The deadpan, satirical nature of her work is stretched tautly as a subtle underlying line running throughout Lee’s world of the post-industrial grotesque. In response to the insufficiency of language and passivity of the spectator, French avant-garde dramatist Antonin Artaud conjured up the extreme image of an abscess, an allegorical body part for his theater of cruelty in order to “drain” or purge the destructive sensations that society has taught us to repress. Just like the automatic spasms of Carriers, the constant shifting of forms is a spectacle to the viewer, which takes the connection beyond what can be consolidated only through verbal language. Instead, Lee looks to create a vortex of industrial noises and convulsions to a point where things unravel in a breakdown of aesthetic distance, forcing the viewer to engage the work on an instinctual level.

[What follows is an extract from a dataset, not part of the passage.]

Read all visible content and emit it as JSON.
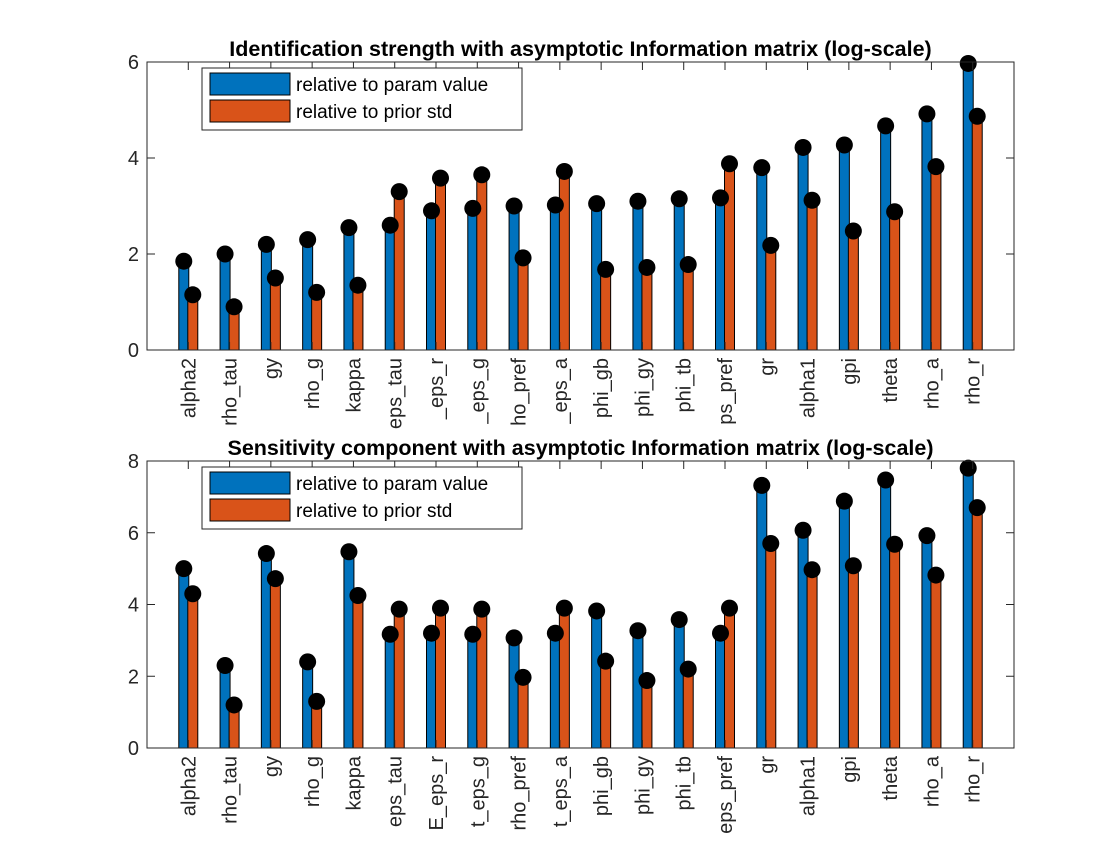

Beyond populating exhibition spaces with her automatons, Lee has also engaged with projects that intervene directly into building sites. Hysteria, Elegance, Catharsis; words were never enough (2018) is a large-scale commission featuring a rare use of bright-orange silicon oil to color a plastic membrane for two large components placed inside of a large warehouse. The main component was rigged like a carcass hung from the beam, shifting in subtle movements caused by a gentle wind, while the other part of the work writhed around on the ground. In Saboteurs (2019), a similar gesture is undertaken into a former appliance turned electric car factory, this time with the work motorized and rigged to rotate vertically. Both works sit within and embed themselves into an economy of production that pushes the parameters of sculpture to an industrial size. Experienced at this scale, I’m intrigued about future directions that Lee could potentially take as the works interact on a level that intersects with the psychogeography of a city.
In her recent solo exhibition Look, I’m a fountain of filth raving mad with love at the Museum für Moderne Kunst, Frankfurt, she reveals a new fascination with concrete mixers. Stepping into Lee’s exhibition environments are like stumbling into the archaeological site of an alien, B-movie set. Through forms of metonymic play, the mixers’ rotating mouths are stuffed with a range of plastic entrails, condensing their primary work function into a series of makeshift gargoyles. As suggested in her titles, which use words such as “saboteurs,” “complicits,” and “liars,” many of her works are tethered loosely to a broad spectrum of influences to channel complex behavioral patterns, which often surface during extreme events of trauma or violence. Through a process akin to the resurrection of zombies, her automatons seem to retain only the faintest connection to memories from their previous life. In this vision of the grotesque, Lee has created a theatrical style of interrogating the darkest depths of contemporary life, demonstrating how quickly the seemingly banal innocence of its machinery can reveal a hidden inverse of depravity and dystopia.